Frente a aquel paraje desolado, surgió la gran narrativa europea. Era la narrativa del “nunca más”: después de la Segunda Guerra Mundial, en medio de un continente hundido y en ruinas, la unión milagrosamente surgió. Las heridas sanaron y la camaradería reinó; las disputas se dejaron a un lado y los enemigos volvieron a darse la mano. La historia de Europa, después de tanta sangre, sudor y lágrimas, era la historia de un éxito. De un auténtico milagro.

Había que maravillarse perpetuamente por aquel ejercicio magistral de diplomacia y de voluntad de concordia. Hacía pocos años, Europa era pasto del desastre. “Nunca había habido un territorio menos fértil para la reconstrucción”, reconoció el historiador alemán Hajo Holborn en su libro The Political Collapse of Europe. En poco tiempo, sin embargo, Europa resurgía de sus cenizas demostrando que las aves fénix existían. Al menos, institucionalmente hablando.

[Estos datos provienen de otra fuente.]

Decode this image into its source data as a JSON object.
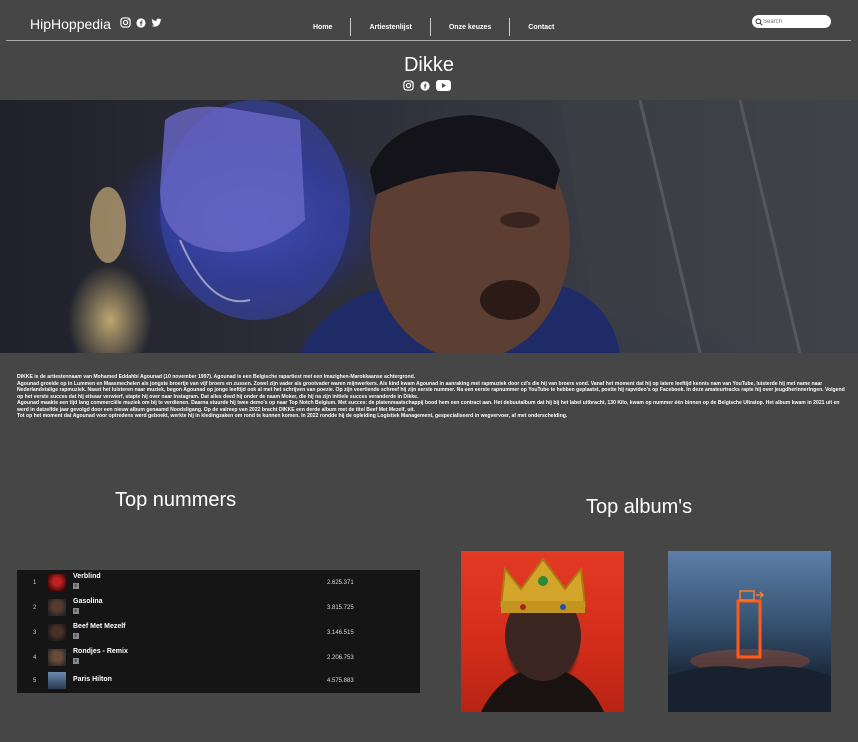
{
  "header": {
    "logo": "HipHoppedia",
    "social_icons": [
      "instagram-icon",
      "facebook-icon",
      "twitter-icon"
    ],
    "nav": [
      "Home",
      "Artiestenlijst",
      "Onze keuzes",
      "Contact"
    ],
    "search_placeholder": "Search"
  },
  "artist": {
    "name": "Dikke",
    "social_icons": [
      "instagram-icon",
      "facebook-icon",
      "youtube-icon"
    ]
  },
  "bio": [
    "DIKKE is de artiestennaam van Mohamed Eddahbi Agounad (10 november 1997). Agounad is een Belgische rapartiest met een Imazighen-Marokkaanse achtergrond.",
    "Agounad groeide op in Lummen en Maasmechelen als jongste broertje van vijf broers en zussen. Zowel zijn vader als grootvader waren mijnwerkers. Als kind kwam Agounad in aanraking met rapmuziek door cd's die hij van broers vond. Vanaf het moment dat hij op latere leeftijd kennis nam van YouTube, luisterde hij met name naar Nederlandstalige rapmuziek. Naast het luisteren naar muziek, begon Agounad op jonge leeftijd ook al met het schrijven van poezie. Op zijn veertiende schreef hij zijn eerste nummer. Na een eerste rapnummer op YouTube te hebben geplaatst, postte hij rapvideo's op Facebook. In deze amateurtracks rapte hij over jeugdherinneringen. Volgend op het eerste succes dat hij eitsaar verwierf, stapte hij over naar Instagram. Dat alles deed hij onder de naam Moker, die hij na zijn initiele succes veranderde in Dikke.",
    "Agounad maakte een tijd lang commerciële muziek om bij te verdienen. Daarna stuurde hij twee demo's op naar Top Notch Belgium. Met succes: de platenmaatschappij bood hem een contract aan. Het debuutalbum dat hij bij het label uitbracht, 130 Kilo, kwam op nummer één binnen op de Belgische Ultratop. Het album kwam in 2021 uit en werd in datzelfde jaar gevolgd door een nieuw album genaamd Noodsligang. Op de valreep van 2022 bracht DIKKE een derde album met de titel Beef Met Mezelf, uit.",
    "Tot op het moment dat Agounad voor optredens werd geboekt, werkte hij in kledingzaken om rond te kunnen komen. In 2022 rondde hij de opleiding Logistiek Management, gespecialiseerd in wegvervoer, af met onderscheiding."
  ],
  "top_tracks": {
    "title": "Top nummers",
    "tracks": [
      {
        "rank": "1",
        "name": "Verblind",
        "explicit": "E",
        "plays": "2.625.371"
      },
      {
        "rank": "2",
        "name": "Gasolina",
        "explicit": "E",
        "plays": "3.815.725"
      },
      {
        "rank": "3",
        "name": "Beef Met Mezelf",
        "explicit": "E",
        "plays": "3.146.515"
      },
      {
        "rank": "4",
        "name": "Rondjes - Remix",
        "explicit": "E",
        "plays": "2.206.753"
      },
      {
        "rank": "5",
        "name": "Paris Hilton",
        "explicit": "",
        "plays": "4.575.883"
      }
    ]
  },
  "top_albums": {
    "title": "Top album's"
  },
  "colors": {
    "background": "#464646",
    "player": "#151515"
  }
}
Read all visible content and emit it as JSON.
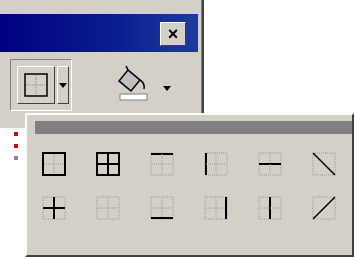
{
  "window": {
    "title": "",
    "close_label": "×"
  },
  "toolbar": {
    "borders_icon": "borders-grid-icon",
    "fill_color_icon": "paint-bucket-icon",
    "fill_color_swatch": "#ffffff"
  },
  "palette": {
    "title": "",
    "rows": [
      [
        "outside-borders",
        "all-borders",
        "top-border",
        "left-border",
        "inside-horizontal-border",
        "diagonal-down-border"
      ],
      [
        "inside-borders",
        "no-border",
        "bottom-border",
        "right-border",
        "inside-vertical-border",
        "diagonal-up-border"
      ]
    ]
  },
  "colors": {
    "titlebar": "#000080",
    "face": "#d4d0c8"
  }
}
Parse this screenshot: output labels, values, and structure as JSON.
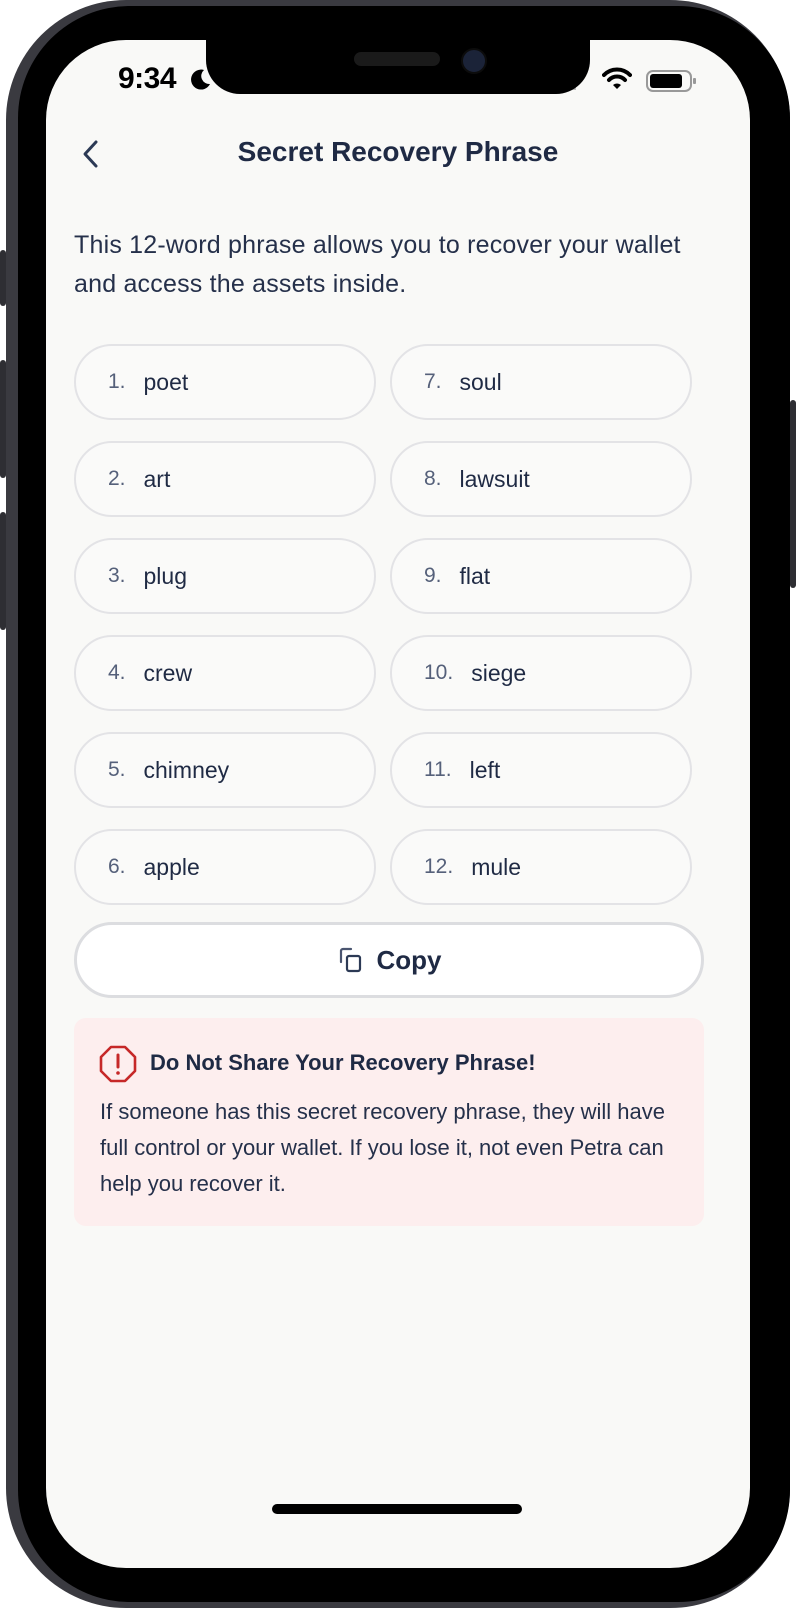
{
  "status_bar": {
    "time": "9:34"
  },
  "header": {
    "title": "Secret Recovery Phrase",
    "back_icon": "chevron-left-icon"
  },
  "intro": "This 12-word phrase allows you to recover your wallet and access the assets inside.",
  "words": [
    {
      "num": "1.",
      "word": "poet"
    },
    {
      "num": "7.",
      "word": "soul"
    },
    {
      "num": "2.",
      "word": "art"
    },
    {
      "num": "8.",
      "word": "lawsuit"
    },
    {
      "num": "3.",
      "word": "plug"
    },
    {
      "num": "9.",
      "word": "flat"
    },
    {
      "num": "4.",
      "word": "crew"
    },
    {
      "num": "10.",
      "word": "siege"
    },
    {
      "num": "5.",
      "word": "chimney"
    },
    {
      "num": "11.",
      "word": "left"
    },
    {
      "num": "6.",
      "word": "apple"
    },
    {
      "num": "12.",
      "word": "mule"
    }
  ],
  "copy_button": {
    "label": "Copy",
    "icon": "copy-icon"
  },
  "warning": {
    "icon": "alert-octagon-icon",
    "title": "Do Not Share Your Recovery Phrase!",
    "body": "If someone has this secret recovery phrase, they will have full control or your wallet. If you lose it, not even Petra can help you recover it.",
    "color": "#c62828",
    "background": "#fdeeee"
  },
  "colors": {
    "text_primary": "#1f2a44",
    "screen_bg": "#f9f9f7"
  }
}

La solución era la paz y para la paz se necesitaba unidad. Y, por tanto, se pensó que el deseo por evitar una nueva tragedia llevaría a defender una progresiva unidad de los pueblos europeos. Sin crítica alguna. Sin ningún atisbo de oposición. Y para siempre.

El problema fue que Europa cayó en un discurso que, de tanto repetirse, acabó por no evocar sentimiento alguno.

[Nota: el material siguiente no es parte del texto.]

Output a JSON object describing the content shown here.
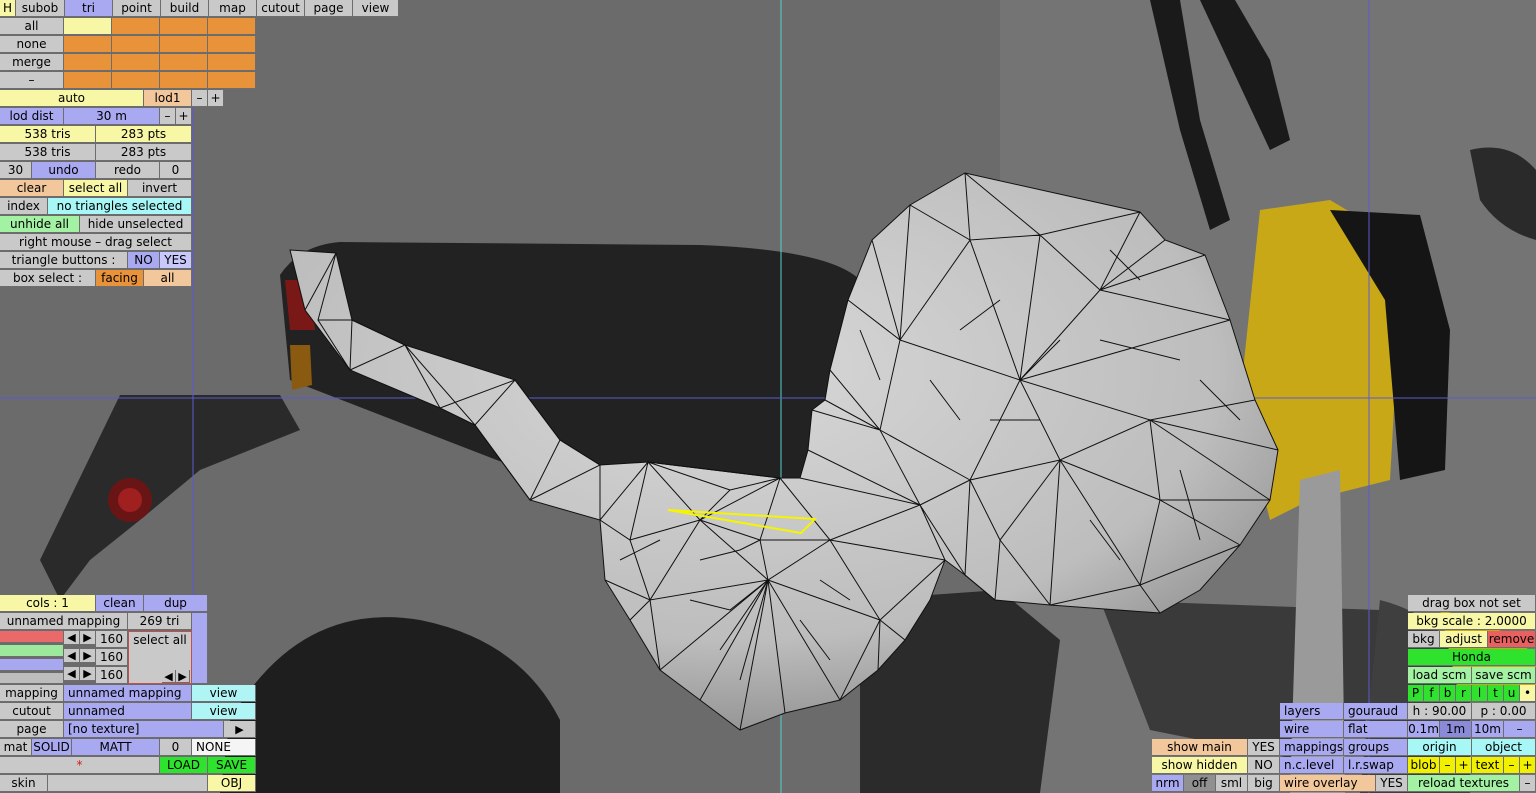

En los últimos años se había instalado cierta sensación de que la Unión Europea era ya un proyecto irreversible y que nos acompañaría de por vida. El Brexit y el auge de la extrema derecha, sin embargo, nos devolvió a una amarga realidad: que el proyecto europeo era más vulnerable de lo que queríamos reconocer.

Desde el Brexit, es cierto, el apoyo a Europa ha resurgido. Según la encuesta Global Attitudes Survey del Pew Research Institute (primavera de 2017), la visión favorable de la Unión Europea ha recuperado enteros: en Alemania, las personas favorables han pasado del 50 % al 68 %, en España ha llegado al 62 % y en Francia se ha pasado de menos del 40 % de apoyo al 56 %. Incluso en el Reino Unido ha pasado de un suspenso a un apoyo del 54 %.

¿El hecho de saber que podemos perder la UE nos ha hecho quererla de golpe? ¿Es una cuestión de nostalgia adelantada? Un análisis pormenorizado de los datos nos dice que el apoyo todavía es muy frágil y que hay discrepancias en los ámbitos en donde ha de haber más cooperación.

Una de las cuestiones más relevantes que conocemos es que el eslogan del “nunca más”, aunque todavía válido, ha perdido relevancia como nexo aglutinador del sentimiento europeo. Europa, por tanto, necesita un nuevo eslogan. Ahora, después del Brexit y con el auge de la extrema derecha, es más urgente que nunca. Pero no es nada fácil conseguirlo.

 

El fénix que resurge

Lo más fácil sería apostar por la narrativa del “fénix que siempre resurge”. Pruebas, desde luego, no faltan.

En 1982, el semanario británico The Economist publica en portada una tumba. Ofrece dos datos: “Nacida el 25 de marzo de 1957. Moribunda el 25 de marzo de 1982”. Y añade un epitafio, extraído del historiador romano Tácito: “Capax imperii nisi imperasset” (“Parecía capaz de ser un poder, hasta que intentó serlo”). La esquela se refería a la Comunidad Económica Europea, precursora de la Unión Europea, y ya hacía presagiar el tratamiento que la prensa británica iba a ofrecer sistemáticamente a cualquier tema comunitario. The Economist hablaba ya de que el proyecto europeo se encontraba en sus últimas, que los ciudadanos no se identificaban con él (y mucho menos con la ampliación comunitaria) y avisaba de (o, más bien, presagiaba) un Brexit.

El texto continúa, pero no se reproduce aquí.